Sans vouloir entrer dans l’examen du sujet, nous n’hésitons pas à dire que cette thèse n’a rien que de très naturel, et quoiqu’elle n’ait pas entiè­rement échappé aux historiens antérieurs, il n’a été·possible que de nos jours de reconnaître certains faits et de les apprécier dans leur ensemble sous leur véritable jour. Parmi ces faits, je cite en première ligne le plus grand, celui dont les suites furent immenses et qui, encore à l’heure qu’il est, n’est pas arrivé au bout de ses féconds résultats, je veux dire l’expédition d’Alexandre. Ce n’est pas ici le lieu d’insister sur ce point. Signalons seulement cette circonstance, qu’on avait beaucoup trop négligée autrefois et qui n’est point aussi indifférente qu’elle le paraissait à plusieurs historiens : Alexandre avait eu la conscience de son œuvre, il avait agi sous l’inspiration de cette idée de la monarchie universelle, de la fu­sion des races, de·la civilisation de l’Orient par l’Occident. Quoi donc de plus naturel que de voir les Romains, les héritiers d’Alexandre, aspirer à étendre leur pouvoir jusqu’aux limites du monde connu ?

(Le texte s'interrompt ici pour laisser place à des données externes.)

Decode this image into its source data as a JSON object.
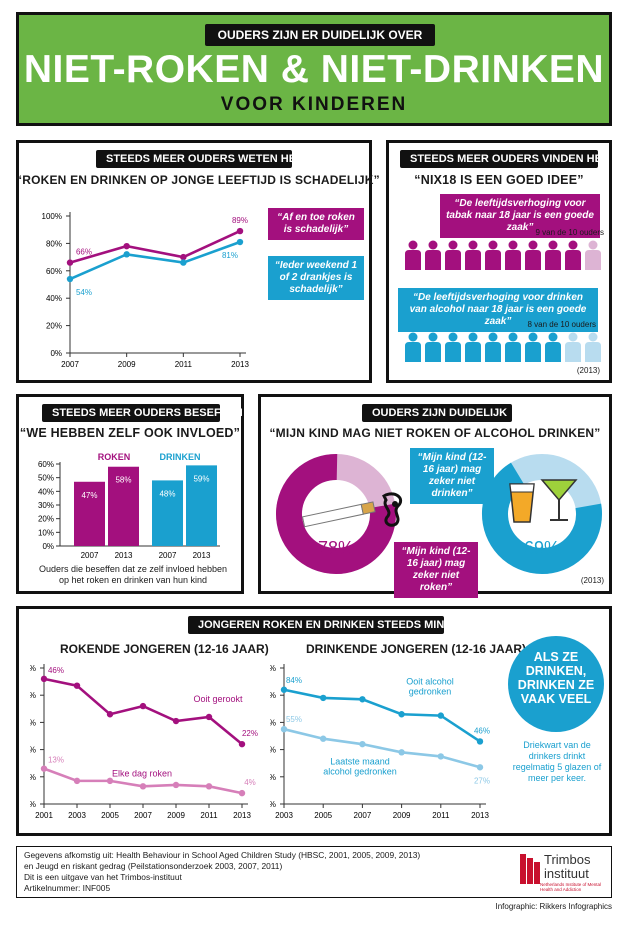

L’auteur part de là pour se demander quelle était l’image que les Ro­mains se faisaient du monde à conquérir, jusqu’où allaient leurs notions géographiques, quelles étaient les connaissances nouvelles qu’ils acquirent en cherchant à accomplir leurs rêves, quels étaient les commencements d’exécution, etc. Nous ne pouvons malheureusement pas suivre l’auteur dans toutes ces excursions. Des hommes plus autorisés le feront d’ailleurs, nous en sommes certain, avec la bonne foi qui ne doit pas être séparée des études sérieuses. Déjà un débat s’est engagé sur un des points soute­nus par M. Reynaud, et ce débat ne pourra que profiter à la science. Pour les lecteurs de la Revue archéologique, nous voulons remarquer que l’archéologie n’est pas restée étrangère à ses recherches. H. Z.